Throughout her life, Mary McLeod Bethune worked tirelessly to increase women's opportunities, from education to the military to the right to vote. Her activism led her to the White House as a consultant for several presidents. There, she helped advance important civil rights agendas.
Booker T. Washington rose from his slavery beginnings to become a national leader in education and civil rights. Beginning his career as a teacher and developing into a renowned speaker, Washington's influence is still felt today through Tuskegee University, which he originally founded.
As an influential leader in U.S. politics, Condoleezza Rice became one of the foremost authorities on the Soviet Union during the Cold War and served in advisory roles for two presidents. Her intelligence and drive led her to one of the highest-ranking jobs in the White House, secretary of state.
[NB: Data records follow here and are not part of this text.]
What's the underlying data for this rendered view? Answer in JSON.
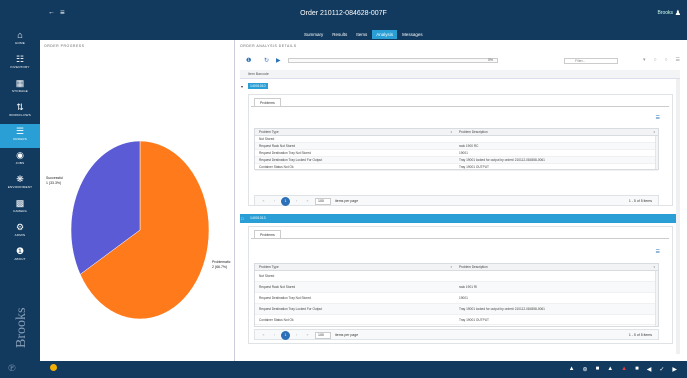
{
  "topbar": {
    "title": "Order 210112-084628-007F",
    "user": "Brooks"
  },
  "tabs": [
    "Summary",
    "Results",
    "Items",
    "Analysis",
    "Messages"
  ],
  "active_tab": "Analysis",
  "nav": [
    {
      "label": "HOME",
      "icon": "home-icon"
    },
    {
      "label": "INVENTORY",
      "icon": "inventory-icon"
    },
    {
      "label": "STORAGE",
      "icon": "storage-icon"
    },
    {
      "label": "WORKFLOWS",
      "icon": "workflows-icon"
    },
    {
      "label": "ORDERS",
      "icon": "orders-icon"
    },
    {
      "label": "JOBS",
      "icon": "jobs-icon"
    },
    {
      "label": "ENVIRONMENT",
      "icon": "environment-icon"
    },
    {
      "label": "CAMERA",
      "icon": "camera-icon"
    },
    {
      "label": "ADMIN",
      "icon": "admin-icon"
    },
    {
      "label": "ABOUT",
      "icon": "about-icon"
    }
  ],
  "active_nav": "ORDERS",
  "order_progress": {
    "heading": "ORDER PROGRESS"
  },
  "chart_data": {
    "type": "pie",
    "slices": [
      {
        "label": "Problematic",
        "value_label": "2 (66.7%)",
        "value": 66.7,
        "color": "#ff7a1a"
      },
      {
        "label": "Successful",
        "value_label": "1 (33.3%)",
        "value": 33.3,
        "color": "#5b5bd6"
      }
    ]
  },
  "analysis": {
    "heading": "ORDER ANALYSIS DETAILS",
    "progress_text": "0%",
    "filter_placeholder": "Filter...",
    "column_header": "Item Barcode",
    "groups": [
      {
        "name": "14001010",
        "tab": "Problems",
        "headers": [
          "Problem Type",
          "Problem Description"
        ],
        "rows": [
          [
            "Not Stored",
            ""
          ],
          [
            "Request Rack Not Stored",
            "rack 1900 RC"
          ],
          [
            "Request Destination Tray Not Stored",
            "19001"
          ],
          [
            "Request Destination Tray Locked For Output",
            "Tray 19001 locked for output by order# 210112-084558-0061"
          ],
          [
            "Container Status Not Ok",
            "Tray 19001 OUTPUT"
          ]
        ],
        "page": "1",
        "page_size": "100",
        "per_page_label": "items per page",
        "count": "1 - 5 of 5 items"
      },
      {
        "name": "14001013",
        "tab": "Problems",
        "headers": [
          "Problem Type",
          "Problem Description"
        ],
        "rows": [
          [
            "Not Stored",
            ""
          ],
          [
            "Request Rack Not Stored",
            "rack 1901 RI"
          ],
          [
            "Request Destination Tray Not Stored",
            "19001"
          ],
          [
            "Request Destination Tray Locked For Output",
            "Tray 19001 locked for output by order# 210112-084558-0061"
          ],
          [
            "Container Status Not Ok",
            "Tray 19001 OUTPUT"
          ]
        ],
        "page": "1",
        "page_size": "100",
        "per_page_label": "items per page",
        "count": "1 - 5 of 5 items"
      }
    ]
  },
  "brand": "Brooks"
}
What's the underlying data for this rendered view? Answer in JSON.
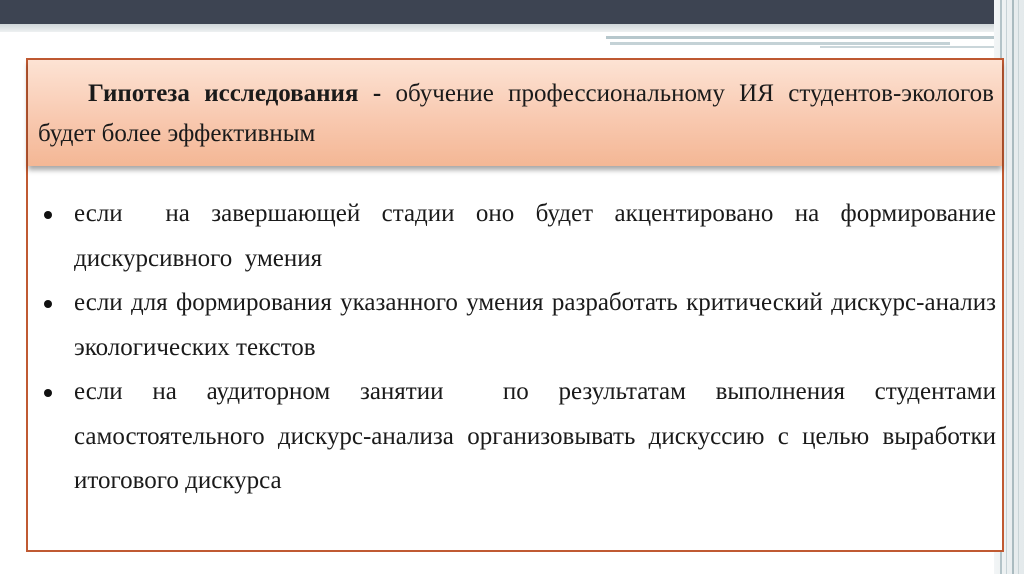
{
  "hypothesis": {
    "lead": "Гипотеза исследования -",
    "rest": " обучение профессиональному ИЯ студентов-экологов будет более эффективным"
  },
  "conditions": [
    "если  на завершающей стадии оно будет акцентировано на формирование дискурсивного  умения",
    "если для формирования указанного умения разработать критический дискурс-анализ экологических текстов",
    "если на аудиторном занятии  по результатам выполнения студентами самостоятельного дискурс-анализа организовывать дискуссию с целью выработки итогового дискурса"
  ],
  "colors": {
    "frame_border": "#c05a32",
    "header_fill": "#f8c9b0",
    "top_bar": "#3d4452"
  }
}
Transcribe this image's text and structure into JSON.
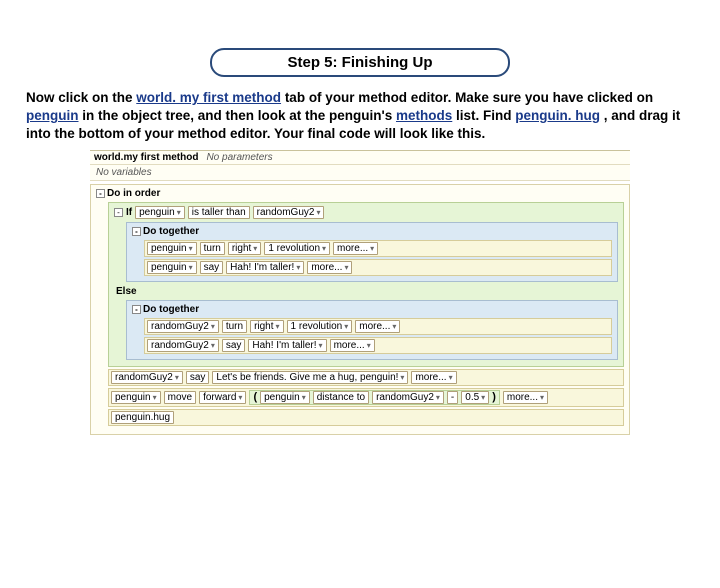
{
  "header": {
    "title": "Step 5: Finishing Up"
  },
  "instructions": {
    "t1": "Now click on the ",
    "l1": "world. my first method",
    "t2": " tab of your method editor. Make sure you have clicked on ",
    "l2": "penguin",
    "t3": " in the object tree, and then look at the penguin's ",
    "l3": "methods",
    "t4": " list. Find ",
    "l4": "penguin. hug",
    "t5": ", and drag it into the bottom of your method editor. Your final code will look like this."
  },
  "editor": {
    "methodName": "world.my first method",
    "noParams": "No parameters",
    "noVars": "No variables",
    "doInOrder": "Do in order",
    "ifLabel": "If",
    "elseLabel": "Else",
    "doTogether": "Do together",
    "penguin": "penguin",
    "isTaller": "is taller than",
    "randomGuy2": "randomGuy2",
    "turn": "turn",
    "right": "right",
    "rev1": "1 revolution",
    "more": "more...",
    "say": "say",
    "hah": "Hah! I'm taller!",
    "friends": "Let's be friends. Give me a hug, penguin!",
    "move": "move",
    "forward": "forward",
    "distanceTo": "distance to",
    "minus": "-",
    "half": "0.5",
    "penguinHug": "penguin.hug"
  }
}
Born into slavery, Frederick Douglass was struck by the unfairness and cruelty of slave life and escaped as a young man to the North. A skilled speaker and writer of Narrative of the Life of Frederick Douglass, an American Slave, Douglass became a fierce fighter for the end of slavery and later led the early civil rights movement.
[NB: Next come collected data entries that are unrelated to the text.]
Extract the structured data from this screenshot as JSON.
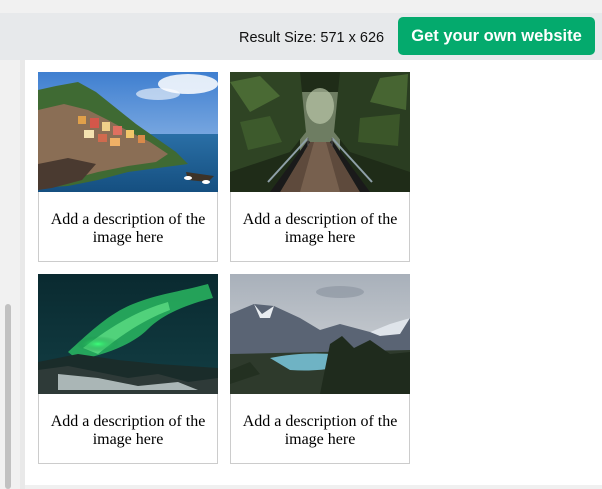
{
  "toolbar": {
    "result_size": "Result Size: 571 x 626",
    "cta_label": "Get your own website",
    "accent_color": "#04aa6d"
  },
  "gallery": {
    "items": [
      {
        "image": "cinque-terre-coastal-village",
        "description": "Add a description of the image here"
      },
      {
        "image": "forest-footbridge",
        "description": "Add a description of the image here"
      },
      {
        "image": "northern-lights",
        "description": "Add a description of the image here"
      },
      {
        "image": "mountain-lake",
        "description": "Add a description of the image here"
      }
    ]
  }
}
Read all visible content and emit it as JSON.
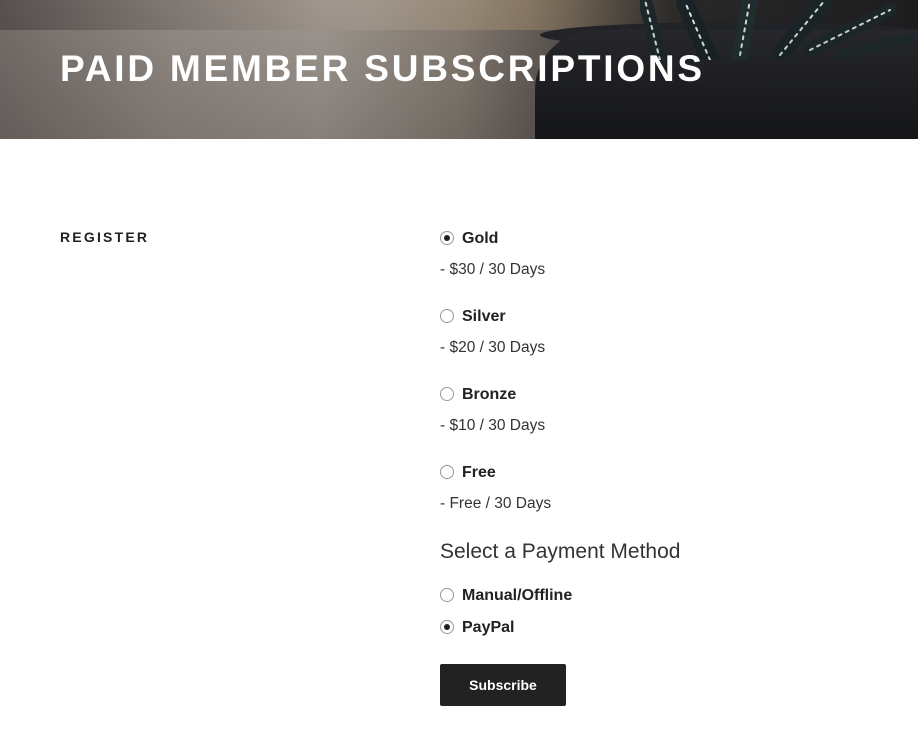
{
  "header": {
    "title": "PAID MEMBER SUBSCRIPTIONS"
  },
  "form": {
    "section_label": "REGISTER",
    "plans": [
      {
        "name": "Gold",
        "price": "- $30 / 30 Days",
        "selected": true
      },
      {
        "name": "Silver",
        "price": "- $20 / 30 Days",
        "selected": false
      },
      {
        "name": "Bronze",
        "price": "- $10 / 30 Days",
        "selected": false
      },
      {
        "name": "Free",
        "price": "- Free / 30 Days",
        "selected": false
      }
    ],
    "payment": {
      "heading": "Select a Payment Method",
      "options": [
        {
          "label": "Manual/Offline",
          "selected": false
        },
        {
          "label": "PayPal",
          "selected": true
        }
      ]
    },
    "submit_label": "Subscribe"
  },
  "colors": {
    "text": "#222222",
    "button_bg": "#222222",
    "button_text": "#ffffff"
  }
}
Madam C. J. Walker's skill as a businesswoman and desire to create products for black women drove her to become the first black female millionaire. While improving women's lives with her products, she employed women as sales agents and hair culturists, all while giving back to her community.
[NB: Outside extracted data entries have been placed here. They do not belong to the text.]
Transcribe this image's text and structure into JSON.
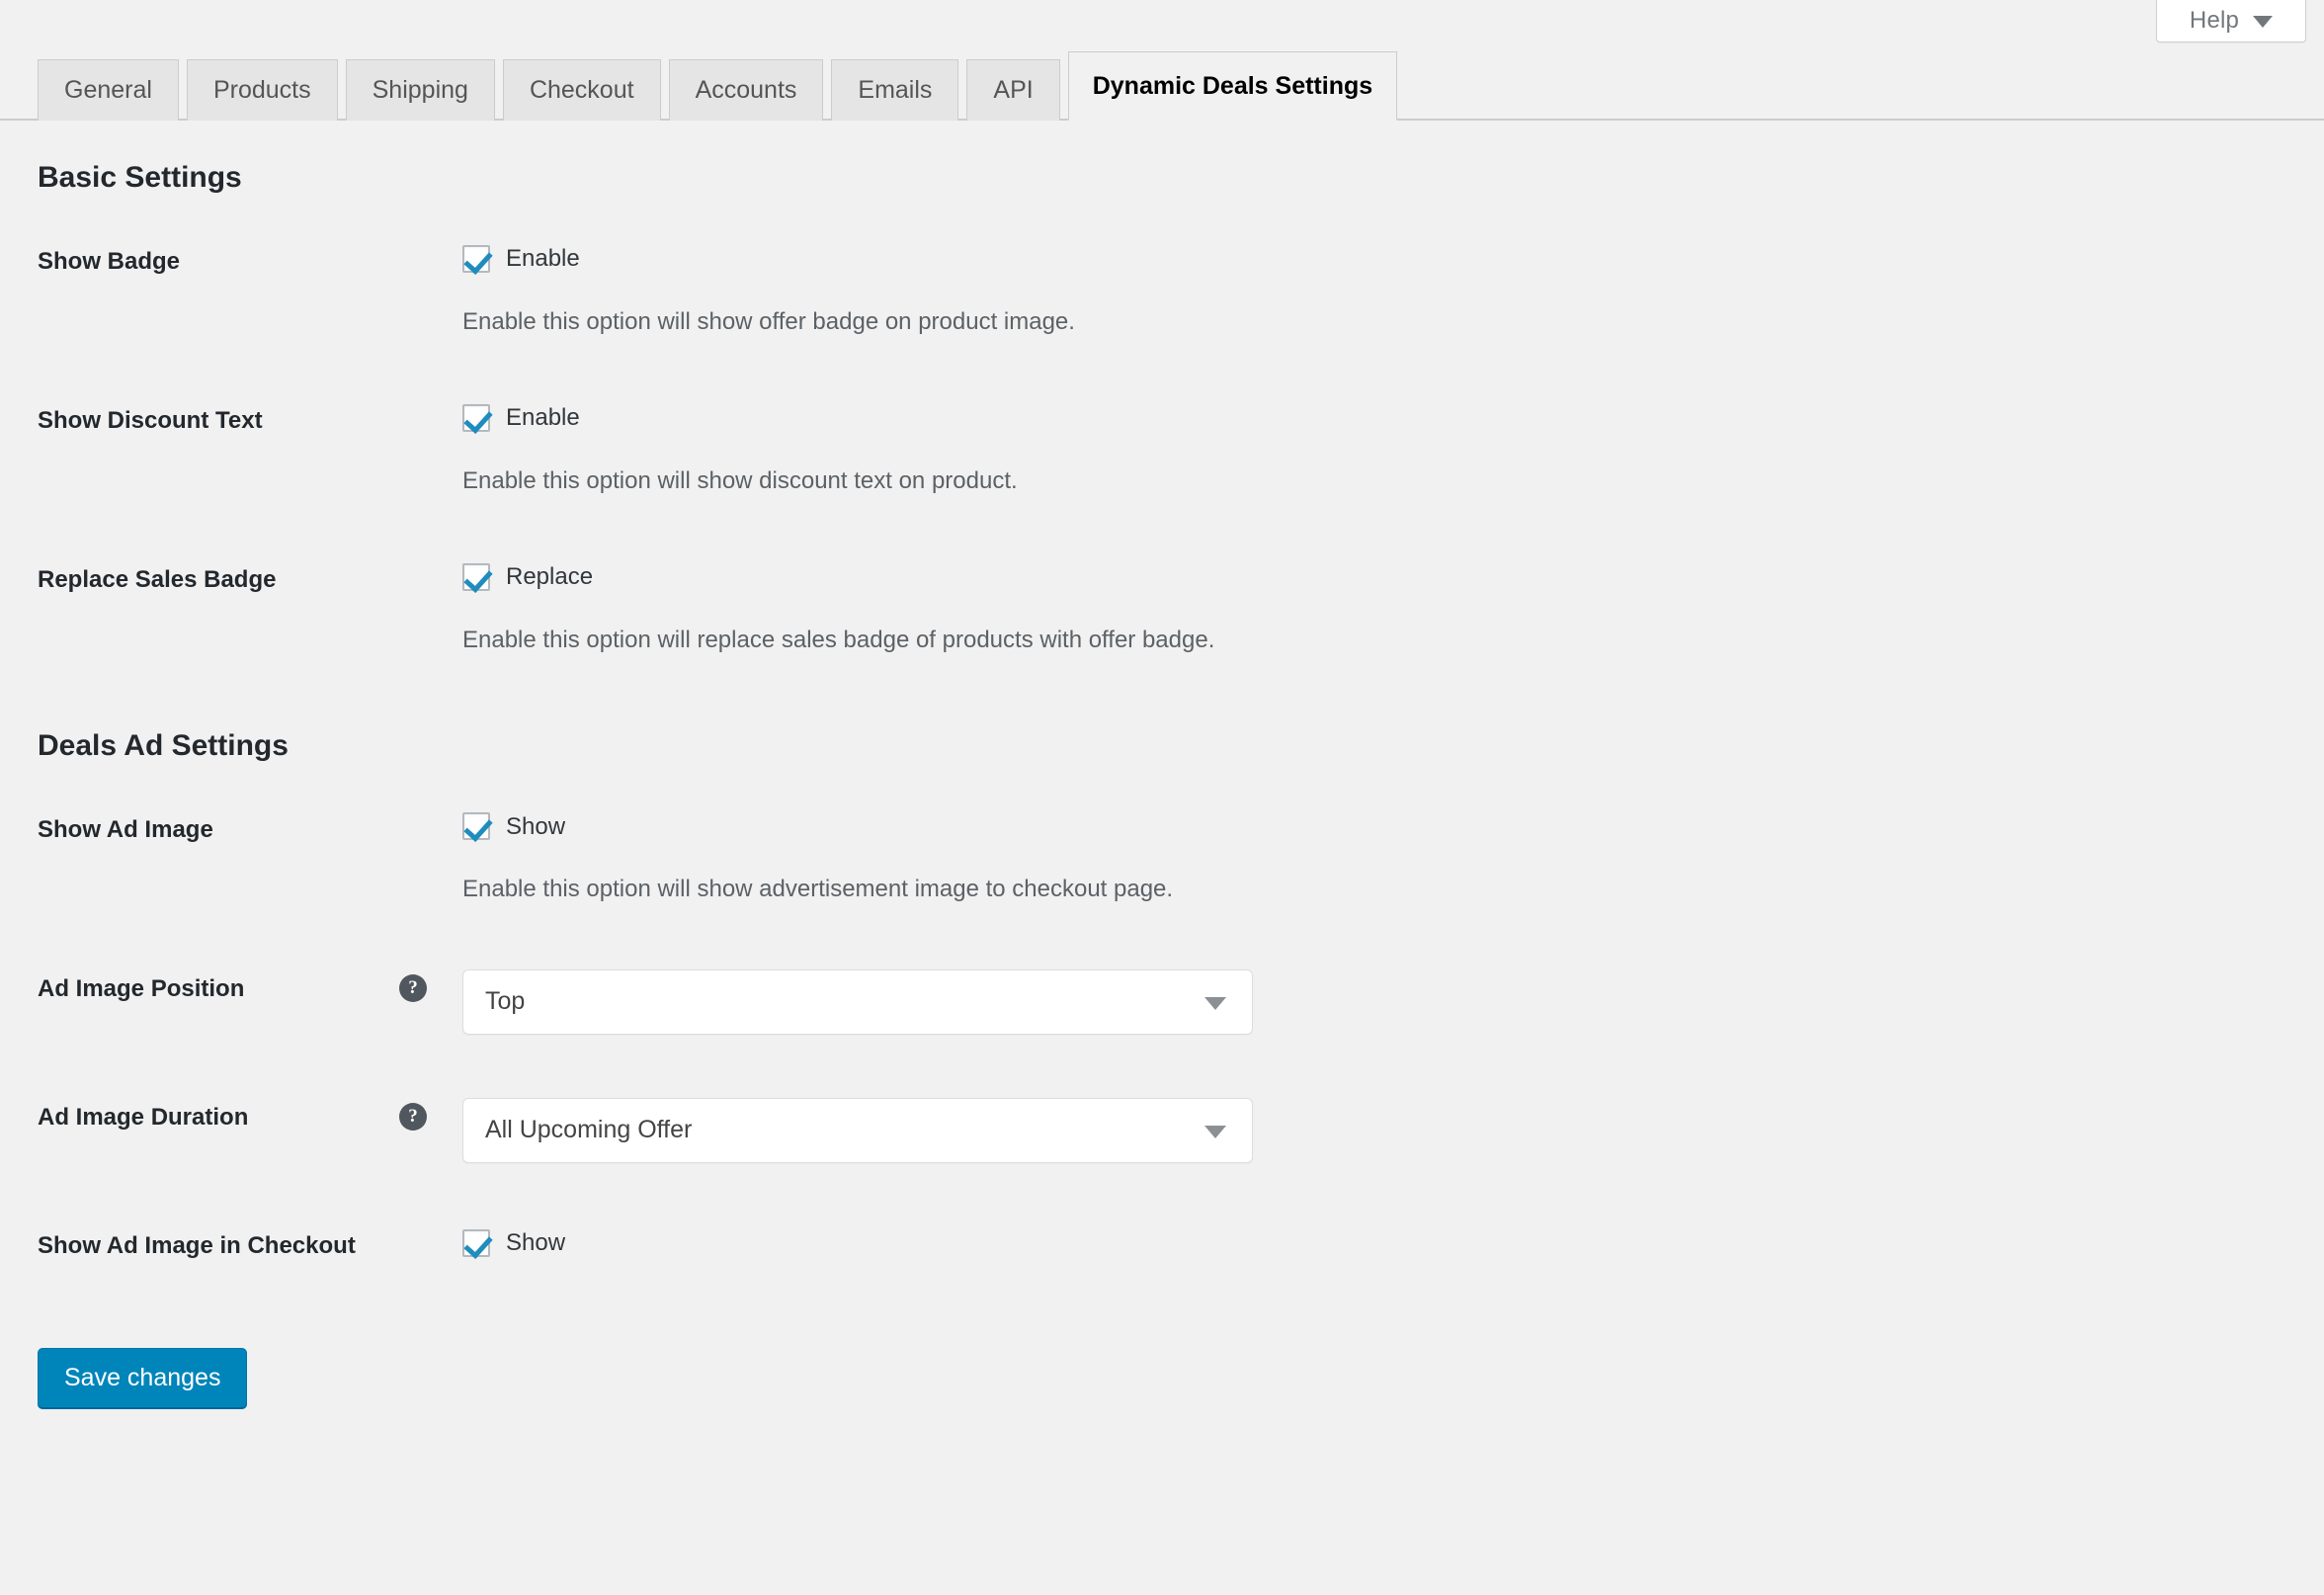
{
  "help": {
    "label": "Help",
    "caret_icon": "chevron-down-icon"
  },
  "tabs": [
    {
      "label": "General",
      "active": false
    },
    {
      "label": "Products",
      "active": false
    },
    {
      "label": "Shipping",
      "active": false
    },
    {
      "label": "Checkout",
      "active": false
    },
    {
      "label": "Accounts",
      "active": false
    },
    {
      "label": "Emails",
      "active": false
    },
    {
      "label": "API",
      "active": false
    },
    {
      "label": "Dynamic Deals Settings",
      "active": true
    }
  ],
  "sections": [
    {
      "heading": "Basic Settings",
      "rows": [
        {
          "label": "Show Badge",
          "type": "checkbox",
          "checkbox_label": "Enable",
          "checked": true,
          "description": "Enable this option will show offer badge on product image.",
          "help_tip": false
        },
        {
          "label": "Show Discount Text",
          "type": "checkbox",
          "checkbox_label": "Enable",
          "checked": true,
          "description": "Enable this option will show discount text on product.",
          "help_tip": false
        },
        {
          "label": "Replace Sales Badge",
          "type": "checkbox",
          "checkbox_label": "Replace",
          "checked": true,
          "description": "Enable this option will replace sales badge of products with offer badge.",
          "help_tip": false
        }
      ]
    },
    {
      "heading": "Deals Ad Settings",
      "rows": [
        {
          "label": "Show Ad Image",
          "type": "checkbox",
          "checkbox_label": "Show",
          "checked": true,
          "description": "Enable this option will show advertisement image to checkout page.",
          "help_tip": false
        },
        {
          "label": "Ad Image Position",
          "type": "select",
          "value": "Top",
          "description": "",
          "help_tip": true
        },
        {
          "label": "Ad Image Duration",
          "type": "select",
          "value": "All Upcoming Offer",
          "description": "",
          "help_tip": true
        },
        {
          "label": "Show Ad Image in Checkout",
          "type": "checkbox",
          "checkbox_label": "Show",
          "checked": true,
          "description": "",
          "help_tip": false
        }
      ]
    }
  ],
  "submit": {
    "save_label": "Save changes"
  },
  "icons": {
    "help_tip_glyph": "?",
    "select_arrow": "select-arrow-icon"
  },
  "colors": {
    "page_background": "#f1f1f1",
    "tab_inactive": "#e5e5e5",
    "tab_active": "#f1f1f1",
    "checkbox_check": "#1e8cbe",
    "primary_button": "#0085ba",
    "description_text": "#5c6166",
    "help_tip_background": "#50575e"
  }
}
Marian Anderson broke through discrimination and racism to become one of the greatest classical singers of all time. Her exceptional talent allowed her to travel to many countries to perform, showing the world firsthand that the color of one's skin does not determine one's talent or inner strength.
Sojourner Truth was born into slavery. Freed before its abolition, she dedicated her life to speaking out against inequality in all forms. She became one of the nation's foremost abolitionists and an important women's-rights advocate.